Parashas Yisro

This week’s parashah recounts the giving of the Torah. The Maggid discusses a difficulty in the Torah’s account that is raised in Shabbos 87a. In Shemos 19:8, the Torah reports that the Jewish People declared their readiness to obey Hashem’s word, and states afterward that “Moshe brought back the words of the people to Hashem.” In the very next verse, the Torah states: “Moshe related the words of the people to Hashem.” The account thus seems unnecessarily repetitive, for between these two statements there is no indication of any further interchange, aside from a declaration that Hashem directed to Moshe himself. It does not appear that Hashem was asking Moshe to relay a second message to the people, so as to create a need for Moshe to come back to Hashem with another response. What, then, was the point of the repetition?
The Maggid suggests a possible explanation based on a Midrash. It is written (Shir HaShirim 1:2): “Kiss me with the kisses of Your mouth, for Your affections are more pleasing than wine.” The Midrash comments as follows (Shir HaShirim Rabbah 1:14, slightly paraphrased):
R. Yochanan interpreted the verse as referring to the time when the People of Israel went up to Mount Sinai. It is like a king who was seeking to marry a certain woman from a good family of distinguished lineage. He sent a messenger to speak with her. She said: “I do not think I am worthy [even] of being his maidservant. I want to hear it from his mouth.” When the messenger returned to the king, he had a grin on his face, but his report to the king was garbled.
The king, who was sharp-witted, said to himself: “Since he has a grin on his face, it looks like she accepted. But since his report to me was garbled, it looks like she said that she wants to hear it from my mouth.”
At the time of the Giving of the Torah, the People of Israel was the woman from the good family, the messenger was Moshe, and the king was the Holy One Blessed Be He. It is written (Shemos 19:8): “And Moshe brought back the word of the people to Hashem.” What, then, is meant by the statement (ibid. 19:9): “And Moshe related the words of the people to Hashem”? We see that when Hashem said, “Behold, I am going to come to you in a thick cloud, in order that the people will hear as I speak with you, and will also believe in you forever,” then “Moshe related the words of the people to Hashem.” He said to Him: “Thus they demanded [to hear the message directly from Your mouth].”

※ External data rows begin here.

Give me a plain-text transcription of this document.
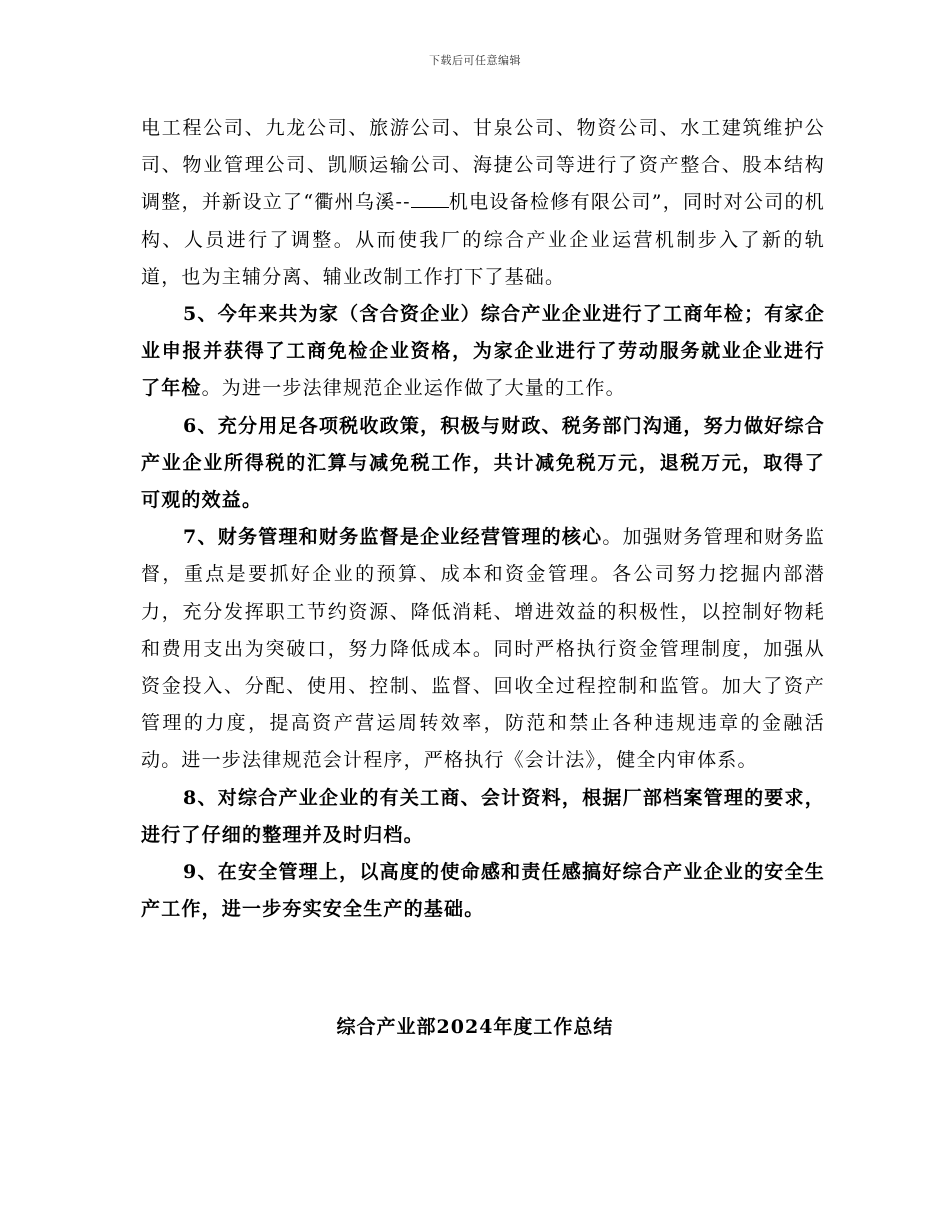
下载后可任意编辑

电工程公司、九龙公司、旅游公司、甘泉公司、物资公司、水工建筑维护公司、物业管理公司、凯顺运输公司、海捷公司等进行了资产整合、股本结构调整，并新设立了“衢州乌溪-- 机电设备检修有限公司”，同时对公司的机构、人员进行了调整。从而使我厂的综合产业企业运营机制步入了新的轨道，也为主辅分离、辅业改制工作打下了基础。

5、今年来共为家（含合资企业）综合产业企业进行了工商年检；有家企业申报并获得了工商免检企业资格，为家企业进行了劳动服务就业企业进行了年检。为进一步法律规范企业运作做了大量的工作。

6、充分用足各项税收政策，积极与财政、税务部门沟通，努力做好综合产业企业所得税的汇算与减免税工作，共计减免税万元，退税万元，取得了可观的效益。

7、财务管理和财务监督是企业经营管理的核心。加强财务管理和财务监督，重点是要抓好企业的预算、成本和资金管理。各公司努力挖掘内部潜力，充分发挥职工节约资源、降低消耗、增进效益的积极性，以控制好物耗和费用支出为突破口，努力降低成本。同时严格执行资金管理制度，加强从资金投入、分配、使用、控制、监督、回收全过程控制和监管。加大了资产管理的力度，提高资产营运周转效率，防范和禁止各种违规违章的金融活动。进一步法律规范会计程序，严格执行《会计法》，健全内审体系。

8、对综合产业企业的有关工商、会计资料，根据厂部档案管理的要求，进行了仔细的整理并及时归档。

9、在安全管理上，以高度的使命感和责任感搞好综合产业企业的安全生产工作，进一步夯实安全生产的基础。

综合产业部2024年度工作总结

This Midrash implies that the statement “Moshe brought back (וישב) the words of the people to Hashem” and the statement “Moshe related (ויגד) the words of the people to Hashem” are both referring to the same message, but conveyed in two different ways. Initially, when Moshe came before Hashem, he was embarrassed to say outright that the people had demanded to hear Hashem’s message directly from Him. Only from Moshe’s reticence, in combination with his grin, was it recognizable that he was holding something back. This is hinted at in the statement, “Moshe brought back (וישב) the words of the people to Hashem.” Moshe was holding the people’s words within himself like a person bringing something back in a container. It was as if Moshe brought back the words themselves and simply presented them before Hashem, rather than conveying the message orally. Afterwards, when Hashem said, “Behold, I am coming to you … in order that the people will hear as I speak with you,” Moshe was led to tell Hashem explicitly that the people had demanded to hear from Him directly. When our passage states that “Moshe related the words of the people to Hashem,” it is referring to this latter explicit report.